Flash and Moonlight News
New releases of the two competing Web technologies, Flash and Silverlight, have just become available. While version 10 of the new Flash Player runs on three platforms, the Silverlight implementation, Moonlight, is designed exclusively for Linux systems.
The most important new feature introduced by the new Flash Player 10 for Linux, Mac OSX and Windows is support for 3D animations. On top of this it can use filters and effects from the Adobe Pixel Bender Toolkit project. This feature is not available for GNU/Linux systems, however. The Release Notes also refer to a new text engine and color management. This is the first version of the player to have enhanced hardware acceleration which will take some of the load off the CPU and ensure interrupted playing.
Silverlight is a competitive technology to Adobe Flash. It was developed by Microsoft and was originally available for Windows and OS X systems only. This situation was not to the liking of developer and Novell employee Miquel de Icaza who called for other developers to help implement a version for Linux. De Icaza just announced the first final release in his blog.

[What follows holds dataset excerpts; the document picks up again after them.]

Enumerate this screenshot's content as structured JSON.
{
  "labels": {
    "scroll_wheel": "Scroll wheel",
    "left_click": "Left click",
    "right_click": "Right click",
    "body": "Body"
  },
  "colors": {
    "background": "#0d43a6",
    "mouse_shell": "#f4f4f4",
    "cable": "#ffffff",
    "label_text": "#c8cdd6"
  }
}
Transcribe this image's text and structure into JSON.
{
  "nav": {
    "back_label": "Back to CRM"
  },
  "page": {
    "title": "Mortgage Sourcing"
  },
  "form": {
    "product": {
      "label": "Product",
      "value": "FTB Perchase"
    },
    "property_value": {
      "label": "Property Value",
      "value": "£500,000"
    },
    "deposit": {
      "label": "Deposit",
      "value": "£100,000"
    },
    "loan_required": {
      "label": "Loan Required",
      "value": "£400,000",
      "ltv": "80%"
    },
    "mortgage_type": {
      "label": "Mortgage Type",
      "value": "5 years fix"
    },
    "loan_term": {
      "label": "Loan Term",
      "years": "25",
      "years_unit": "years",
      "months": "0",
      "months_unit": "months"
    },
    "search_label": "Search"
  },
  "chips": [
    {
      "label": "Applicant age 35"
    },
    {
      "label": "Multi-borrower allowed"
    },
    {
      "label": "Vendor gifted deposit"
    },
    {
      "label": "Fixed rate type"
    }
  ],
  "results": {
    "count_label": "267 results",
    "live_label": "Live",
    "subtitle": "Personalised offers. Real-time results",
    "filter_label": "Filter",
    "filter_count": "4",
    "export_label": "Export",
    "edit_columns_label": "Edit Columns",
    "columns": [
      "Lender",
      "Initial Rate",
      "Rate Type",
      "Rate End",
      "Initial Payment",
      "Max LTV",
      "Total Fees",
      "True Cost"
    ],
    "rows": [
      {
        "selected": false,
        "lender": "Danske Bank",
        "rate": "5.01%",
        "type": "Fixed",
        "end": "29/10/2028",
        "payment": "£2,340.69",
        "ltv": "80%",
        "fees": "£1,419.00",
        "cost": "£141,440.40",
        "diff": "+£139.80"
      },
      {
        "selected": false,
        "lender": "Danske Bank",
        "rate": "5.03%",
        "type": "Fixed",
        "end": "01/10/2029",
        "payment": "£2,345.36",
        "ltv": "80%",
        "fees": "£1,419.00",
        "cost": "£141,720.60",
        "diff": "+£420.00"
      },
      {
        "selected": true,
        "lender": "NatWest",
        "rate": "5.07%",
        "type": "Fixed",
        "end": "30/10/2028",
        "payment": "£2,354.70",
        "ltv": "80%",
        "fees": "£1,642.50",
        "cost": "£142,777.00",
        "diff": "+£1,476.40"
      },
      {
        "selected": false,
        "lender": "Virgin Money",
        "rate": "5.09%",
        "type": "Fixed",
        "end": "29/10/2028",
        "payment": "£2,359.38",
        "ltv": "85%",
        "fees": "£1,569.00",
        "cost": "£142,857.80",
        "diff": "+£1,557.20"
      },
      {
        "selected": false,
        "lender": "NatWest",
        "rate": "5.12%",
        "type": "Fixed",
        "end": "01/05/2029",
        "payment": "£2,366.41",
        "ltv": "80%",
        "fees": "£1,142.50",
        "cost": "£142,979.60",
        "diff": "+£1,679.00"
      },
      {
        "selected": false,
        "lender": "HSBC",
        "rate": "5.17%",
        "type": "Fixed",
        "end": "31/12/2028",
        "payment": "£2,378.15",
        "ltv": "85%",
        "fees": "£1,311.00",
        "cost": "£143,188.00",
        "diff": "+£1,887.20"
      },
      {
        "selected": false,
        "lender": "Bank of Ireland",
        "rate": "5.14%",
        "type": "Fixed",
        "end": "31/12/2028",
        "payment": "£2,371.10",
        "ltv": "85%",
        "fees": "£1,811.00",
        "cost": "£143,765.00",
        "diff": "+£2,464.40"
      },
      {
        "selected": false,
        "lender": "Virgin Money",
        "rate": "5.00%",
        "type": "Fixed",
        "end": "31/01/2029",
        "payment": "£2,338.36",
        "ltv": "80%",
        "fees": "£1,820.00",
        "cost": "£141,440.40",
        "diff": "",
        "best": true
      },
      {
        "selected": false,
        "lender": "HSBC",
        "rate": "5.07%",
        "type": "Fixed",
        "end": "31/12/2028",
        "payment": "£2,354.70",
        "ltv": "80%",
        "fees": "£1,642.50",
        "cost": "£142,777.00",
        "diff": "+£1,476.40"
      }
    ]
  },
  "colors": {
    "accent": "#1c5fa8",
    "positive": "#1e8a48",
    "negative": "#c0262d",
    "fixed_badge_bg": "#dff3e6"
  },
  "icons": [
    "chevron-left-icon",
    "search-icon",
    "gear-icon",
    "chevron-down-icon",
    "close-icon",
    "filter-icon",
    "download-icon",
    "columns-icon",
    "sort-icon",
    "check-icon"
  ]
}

A version without media codec support for direct installation on Firefox 2 and 3 running on 32 and 64 bit systems is available at go-mono.com. This version is rumored not work reliably with the next generation Firefox browser. To add media codec support users need to build the source code themselves. The current release supports the Microsoft Silverlight 1.0 standard. A Moonlight beta of the future 2.0 version is already available. The final release is scheduled for this summer.